Amie Varano (born June 18, 1994) is an Italian-American ice hockey player. She is a member of the Italian women's national ice hockey team, she participated in women's ice hockey tournament at the 2026 Winter Olympics.

==Playing career==
===College===
Varano played four seasons of college ice hockey with the Sacred Heart Pioneers women's ice hockey program in the New England Women's Hockey Alliance (NEWHA) conference of the NCAA Division I.

In her first three seasons (2013–16), Varano did not miss a game. She scored her first collegiate goal on November 8, 2013 versus the Holy Cross Crusaders.
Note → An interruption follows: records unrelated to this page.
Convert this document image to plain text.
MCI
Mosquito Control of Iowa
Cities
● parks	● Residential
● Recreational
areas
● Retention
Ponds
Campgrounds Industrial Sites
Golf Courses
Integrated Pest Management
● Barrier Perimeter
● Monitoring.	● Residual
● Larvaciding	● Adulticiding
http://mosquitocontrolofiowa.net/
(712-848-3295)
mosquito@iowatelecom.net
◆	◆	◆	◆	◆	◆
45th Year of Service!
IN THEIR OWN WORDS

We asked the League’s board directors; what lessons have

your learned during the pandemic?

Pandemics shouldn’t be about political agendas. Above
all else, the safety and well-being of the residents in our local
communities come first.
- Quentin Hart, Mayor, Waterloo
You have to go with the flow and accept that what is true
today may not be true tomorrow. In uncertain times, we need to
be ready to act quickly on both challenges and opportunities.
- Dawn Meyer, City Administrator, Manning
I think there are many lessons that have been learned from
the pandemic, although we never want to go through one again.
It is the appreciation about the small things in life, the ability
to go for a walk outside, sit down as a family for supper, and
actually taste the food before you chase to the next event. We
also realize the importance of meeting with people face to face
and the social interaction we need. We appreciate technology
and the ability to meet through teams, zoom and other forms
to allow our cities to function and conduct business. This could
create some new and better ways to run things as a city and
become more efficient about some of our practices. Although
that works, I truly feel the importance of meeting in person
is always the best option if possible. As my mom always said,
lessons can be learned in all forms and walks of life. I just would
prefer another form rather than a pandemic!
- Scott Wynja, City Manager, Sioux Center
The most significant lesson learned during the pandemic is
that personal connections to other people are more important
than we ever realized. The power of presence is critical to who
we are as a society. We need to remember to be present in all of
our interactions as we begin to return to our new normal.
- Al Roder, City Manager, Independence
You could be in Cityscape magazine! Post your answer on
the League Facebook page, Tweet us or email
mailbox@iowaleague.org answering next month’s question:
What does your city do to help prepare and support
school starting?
During her senior season (2016–17), she served as captain, amassing 20 points as the Pioneers went 20-9-2.

Of note, Varano iis the first player in Pioneers program history to appear in women's ice hockey at the Winter Olympics.

===International===
Varano is of Italian descent through a grandfather, and holds dual Italian and American citizenship. She was a member of the Italian roster that captured the gold medal at the 2025 IIHF Women's World Championship Division I, Group B event in Dumfries, Great Britain. Varano scored four goals in the event as Italy earned promotion to Group A.

Making her Olympic debut on February 5, 2026 versus France, Varano logged 16:10 of ice time in a 4-1 win.

In the quarterfinals of the 2026 Olympics, Italy played the United States, marking the first time they played each other in women's ice hockey at the Winter Olympics. Varano logged 2:16 of ice time in a 6-0 loss.